It's been nearly a month since I posted here, and that long since I've been to the Day Center. Three weeks ago today, I was rolling downhill on a beautiful morning, following a road my wife and I regularly cycle, when I hit a bad spot in the pavement, lost control of the bike and slammed into a telephone pole with my chest at about 20 mph.
The entire sequence unfolded in less time than it took you to read that last sentence, yet there was enough time for me to pick a spot to hit that did not involve my head.
The bike survived, wedged off the ground between the pole and a stock fence post with the handle bars crunched around an electrical enclosure. I was very fortunate, but still spent eight days in the hospital. I should heal entirely but am typing this one-handed and still have to watch a thigh wound about the size of a pulp fiction paperback.
Here I am, smiling for the camera on the last day of #30daysofbiking, before I figured out how bad I really was.
Enjoying life and feeling lucky to still have it can do that to you.

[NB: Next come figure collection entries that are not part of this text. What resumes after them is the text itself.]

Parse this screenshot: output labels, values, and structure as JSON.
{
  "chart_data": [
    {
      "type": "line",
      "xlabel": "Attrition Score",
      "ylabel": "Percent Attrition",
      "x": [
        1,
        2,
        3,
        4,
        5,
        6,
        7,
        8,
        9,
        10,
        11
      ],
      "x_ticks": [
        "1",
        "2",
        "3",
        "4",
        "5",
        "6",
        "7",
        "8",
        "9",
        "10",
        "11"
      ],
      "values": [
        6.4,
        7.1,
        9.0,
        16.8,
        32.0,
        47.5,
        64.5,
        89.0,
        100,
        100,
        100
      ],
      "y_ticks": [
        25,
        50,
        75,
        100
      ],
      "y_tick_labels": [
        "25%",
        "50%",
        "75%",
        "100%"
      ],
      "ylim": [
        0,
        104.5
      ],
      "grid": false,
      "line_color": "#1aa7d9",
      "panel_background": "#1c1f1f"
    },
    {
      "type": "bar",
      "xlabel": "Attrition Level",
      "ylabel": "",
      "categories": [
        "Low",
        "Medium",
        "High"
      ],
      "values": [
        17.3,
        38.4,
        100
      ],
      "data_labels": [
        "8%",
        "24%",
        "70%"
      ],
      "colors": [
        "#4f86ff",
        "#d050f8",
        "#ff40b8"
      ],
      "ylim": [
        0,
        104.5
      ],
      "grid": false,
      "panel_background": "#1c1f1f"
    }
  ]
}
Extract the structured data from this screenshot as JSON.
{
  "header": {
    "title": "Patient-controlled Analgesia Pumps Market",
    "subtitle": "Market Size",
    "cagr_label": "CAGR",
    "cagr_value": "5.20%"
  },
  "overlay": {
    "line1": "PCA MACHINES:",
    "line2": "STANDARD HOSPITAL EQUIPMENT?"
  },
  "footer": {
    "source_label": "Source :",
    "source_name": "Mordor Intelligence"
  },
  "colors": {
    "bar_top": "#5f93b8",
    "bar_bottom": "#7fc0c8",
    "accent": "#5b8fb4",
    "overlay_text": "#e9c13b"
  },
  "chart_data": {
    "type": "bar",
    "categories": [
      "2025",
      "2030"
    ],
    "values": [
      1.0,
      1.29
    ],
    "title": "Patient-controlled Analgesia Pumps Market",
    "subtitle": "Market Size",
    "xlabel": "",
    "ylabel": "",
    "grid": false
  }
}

Just a few days before the accident, I attended an appreciation dinner for the hundreds of people who volunteer for Catholic Outreach programs serving the poor and homeless in the community. I sat with a friend who is on the Board and invited one of the homeless men who was there that night directing traffic (and who by day volunteers at the soup kitchen) to join our table.
His name is Mark. I invited him because I like him, because he looked a bit lost among the other volunteers, and because I thought my friend should hear his story. I mentioned him briefly in this post.
He was one of the people living on The Point whose tent was damaged by police. Later, he was one of the few residents who showed up for the general clean up of the river encampment, and he did a good job speaking with TV reporters who covered the story.
At the time I wrote the post, he was talking about moving out of the shelter where he was living and back onto the river. But when I saw him last month, he was still at the shelter doing volunteer chores in the morning and then coming to put in more volunteer hours at the soup kitchen. At the dinner, he'd cleaned up nicely, and except for his pony tail and the tattoos running down to his wrists, he would have blended into the crowd of us other do-gooders.
I didn't want to put him on the spot with my friend and another Board member at the table, but I wanted them at least to know they were sitting across from a guy whose life was getting on track.
Mark's name showed up this morning morning in the "Friends and Family" section of the newspaper:
A Grand Junction man, Mark Hirschberg, 55, was arrested Sunday on suspicion of assaulting another man repeatedly with an ax at Whitman Park, 402 Pitkin Ave., according to the Grand Junction Police Department.
The victim, a 33-year-old man, was taken to St. Mary’s Hospital with serious injuries, but his wounds are not deemed to be life threatening, police said.
Hirschberg was arrested after fleeing the area on a bicycle and swimming across the Colorado River to an island near Riverside. Mesa County Sheriff’s Department deputies and the department’s river boat assisted in the search.
Hirschberg was booked into Mesa County Jail on suspicion of first-degree assault and felony menacing.
Whitman Park is a block from the Day Center. It's where our guests and other homeless hang out, panhandle, share bottles, play hacky sack, deal drugs or get served lunch some days by churches that minister to the homeless. They also get into disputes, although so far, I know nothing about the assault or the man who was attacked. I hope to get downtown yet this week and find out more.
I do know this. A man doesn't typically ride around on his bicycle with an ax.
This detour in Mark's success story saddens but doesn't surprise me, just as the little water main cover that threw me off the road was actually familiar. I'd hit it several times before and then forgiven the jolt it gave me because I was still upright and heading on my way.
Working with the homeless, we see these reversals and know the risks that others will occur.
My poster boy acts out like an ax murderer.
The guy who told me he'd learned his lesson after his dogs were taken away gets another dog, and it bites one of our guests in the alley.
The brother who was ready to donate a kidney tries to steal a kid's car.
If you've read this blog for a while, you know how these stories sometimes go.
Some people will fall into homelessness, find their way out and never come back. We can feel good about those cases. But others will keep sliding back or bounce from shelter to riverbank to detox to jail and start around again. To someone on the sidelines reading the Blotter or seeing the same faces on the street every day, our work might seem like futility.
But we must help everyone who shows up at our door. How can we hand out hope if we don't have any? How can we ration our compassion without knowing who truly needs it? How can we pick the upright when any one of us can fall?